His books on Arabia, written originally in Arabic and in English, represent an alternative perspective to the Orientalist movement by giving the world, for the first time, an objective and analytical description of Arabia from an Arab point of view. These are Maker of Modern Arabia (1928), Around the Coasts of Arabia (1930), and Arabian Peak and Desert (1931). This Arab Trilogy was considered by the publishers in the United States and Europe as best sellers at the time. The author wrote accounts of his travels to Arabia, in Arabic first, and were published under the titles of Muluk-ul Arab (Kings of the Arabs), Tareekh Najd Al-Hadeeth (History of Modern Najd), Qalb-ul Iraq (The Heart of Iraq) and other works on Arabia that were considered to be a remarkably critical and public success.

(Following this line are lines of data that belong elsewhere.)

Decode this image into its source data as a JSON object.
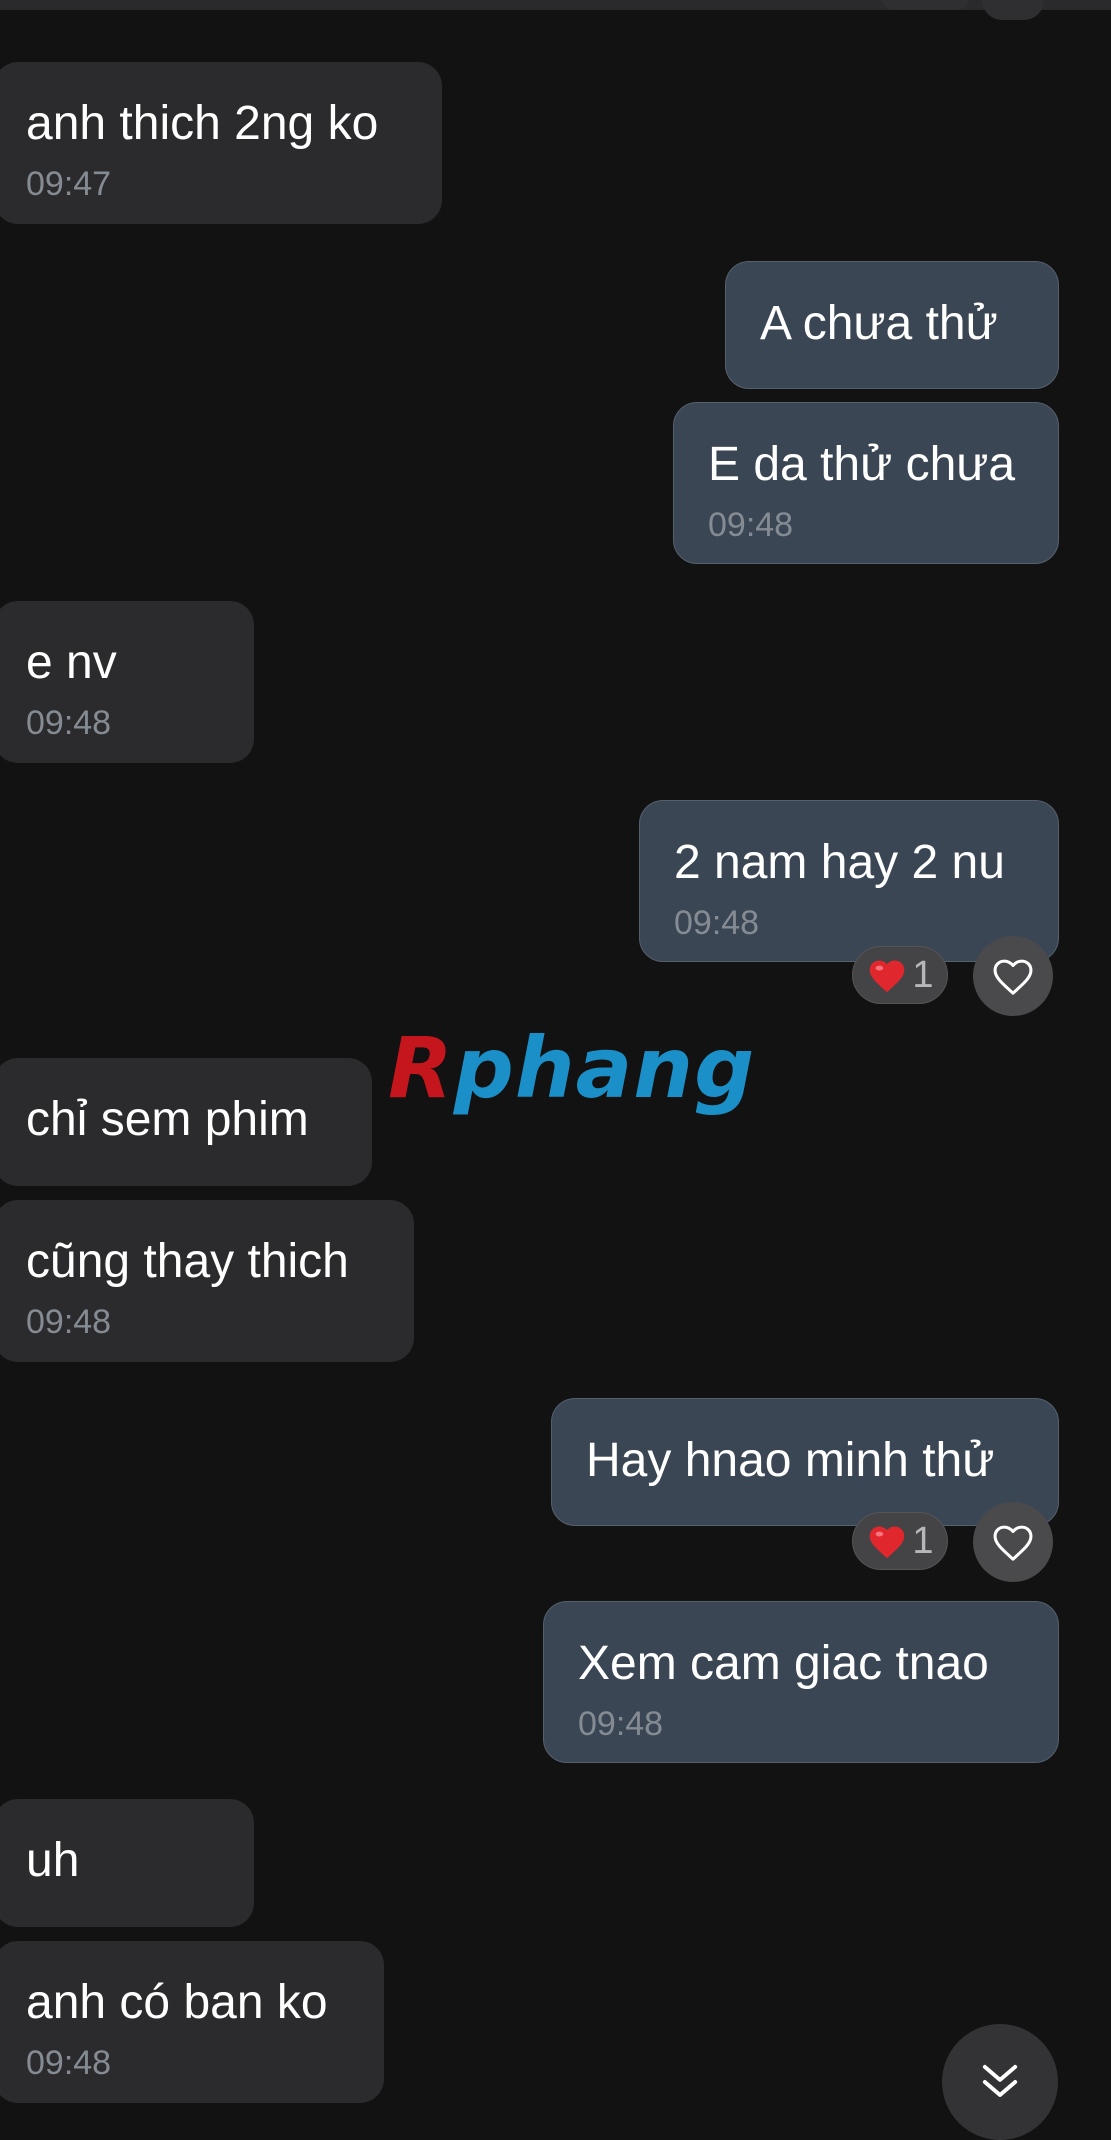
{
  "messages": [
    {
      "direction": "incoming",
      "text": "anh thich 2ng ko",
      "time": "09:47"
    },
    {
      "direction": "outgoing",
      "text": "A chưa thử"
    },
    {
      "direction": "outgoing",
      "text": "E da thử chưa",
      "time": "09:48"
    },
    {
      "direction": "incoming",
      "text": "e nv",
      "time": "09:48"
    },
    {
      "direction": "outgoing",
      "text": "2 nam hay 2 nu",
      "time": "09:48",
      "reaction": {
        "emoji": "heart",
        "count": "1"
      }
    },
    {
      "direction": "incoming",
      "text": "chỉ sem phim"
    },
    {
      "direction": "incoming",
      "text": "cũng thay thich",
      "time": "09:48"
    },
    {
      "direction": "outgoing",
      "text": "Hay hnao minh thử",
      "reaction": {
        "emoji": "heart",
        "count": "1"
      }
    },
    {
      "direction": "outgoing",
      "text": "Xem cam giac tnao",
      "time": "09:48"
    },
    {
      "direction": "incoming",
      "text": "uh"
    },
    {
      "direction": "incoming",
      "text": "anh có ban ko",
      "time": "09:48"
    }
  ],
  "watermark": {
    "first_letter": "R",
    "rest": "phang"
  },
  "colors": {
    "background": "#121212",
    "incoming_bubble": "#2b2b2d",
    "outgoing_bubble": "#3b4654",
    "heart": "#e0272d"
  },
  "icons": {
    "reaction": "heart-emoji",
    "like": "heart-outline-icon",
    "scroll": "double-chevron-down-icon"
  }
}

Scholars, at the dawn of the twenty-first century, recognize the role of Rihani in the discourse of civilizations: Nathan C. Funk argues that “Rihani’s approach to intercultural reconciliation emerged gradually, reflecting the maturation of his personal identity. Though he was quick to develop an intellectually critical attitude toward all forms of intolerance rooted in traditional cultures, Rihani did not stop with the celebration of free thinking and the espousal of forms of national unity that renounce religious confessionalism”. Terri DeYoung compares Rihani with Walt Whitman and highlights the fact that: “Walt Whitman attempted to expose the contradictions within a philosophy ... that called for individual liberty and freedom while at the same time permitting slavery ... So too do Rihani’s writings on the questions of whether democratic principles are evenly projected onto both societies – American and Middle Eastern – where he lived and worked, continue to challenge our most cherished assumptions about ourselves”. Geoffrey P. Nash, on the other hand, emphasizes the spirit of modernity in the works of Rihani where his writings: “prompt a diachronic shift to the early twentieth century, the epoch in which Rihani, who has also been designated a prophet, was composing his first essays on cross-cultural literary and political subjects".